La "Google Car", l'un des modèle les plus connus de voitures autonomes en test
La "Google Car", l'un des modèle les plus connus de voitures autonomes en test © AFP / Noah Berger

Lyon, un jour de 2030. En plein centre-ville, un véhicule autonome, du genre de ceux qui sont actuellement en phase de test, percute un lampadaire. Pas de victime corporelle, mais des dégâts matériels.

Mais voilà : pour l’assureur du conducteur, son client n’est pas responsable, pas plus que le fabricant de la voiture. L’expertise pointe plutôt une défaillance des balises de guidage qui servent à orienter le véhicule. Ce que la ville de Lyon, qui en a la responsabilité, conteste.

Trois équipes pour les parties prenantes

Cette histoire n’est qu’un scénario de science-fiction… pour le moment. Partant du principe que le droit ne couvre pas encore ces questions, qui vont pourtant très probablement se poser dans les années à venir, la cour administrative d’appel de Lyon, ainsi que le Barreau et la filière de droit de l’Université catholique (UCLY), ont décidé de lancer cette expérience d’un procès fictif.

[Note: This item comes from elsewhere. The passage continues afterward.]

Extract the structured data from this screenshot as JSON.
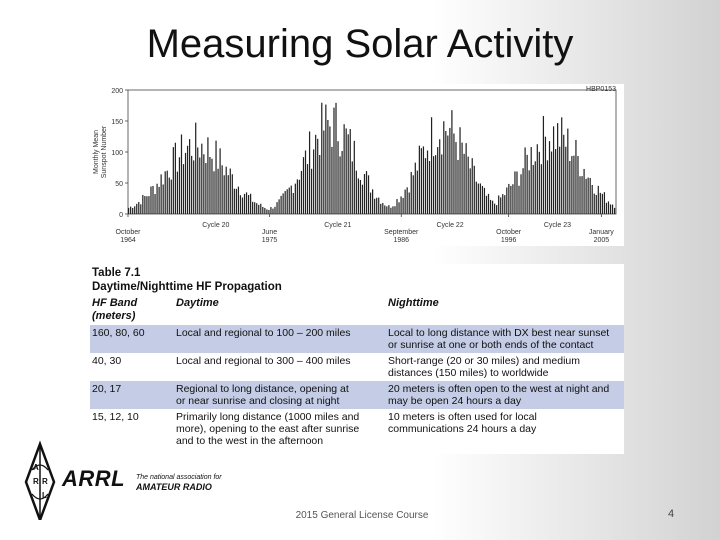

Neuf étudiants de l’UCLY sont répartis en trois équipes, pour représenter les différentes parties prenantes : la ville de Lyon, l’assureur, et le tribunal administratif. Le procès fictif, qui s'est déroulé mardi 27 juin, va permettre à ces étudiants de déterminer si le droit actuel permet de régler un tel cas, et d’identifier les éventuels problèmes qui nécessiteront une évolution de la loi.

"Un juriste doit être un créateur"

“On les fait travailler sur un droit qui n’existe pas, ils sont dans la prospective et on leur donne la possibilité de créer trois textes, qui pourront être loi ou jurisprudence”, explique leur maître de conférences Marjolaine Monot-Fouletier, qui se félicite de ce projet “qui appuie l’idée qu’un juriste doit être un créateur”.

Si le procès est faux, son intérêt pour le monde de la justice - et pas seulement - est bien réel : plusieurs industriels du secteur des transports (Keolis, Volvo, Renault Trucks) et des assurances (Groupama) ont été associés au projet, pour fournir aux jeunes juristes les éléments nécessaires à la constitution de leurs dossiers.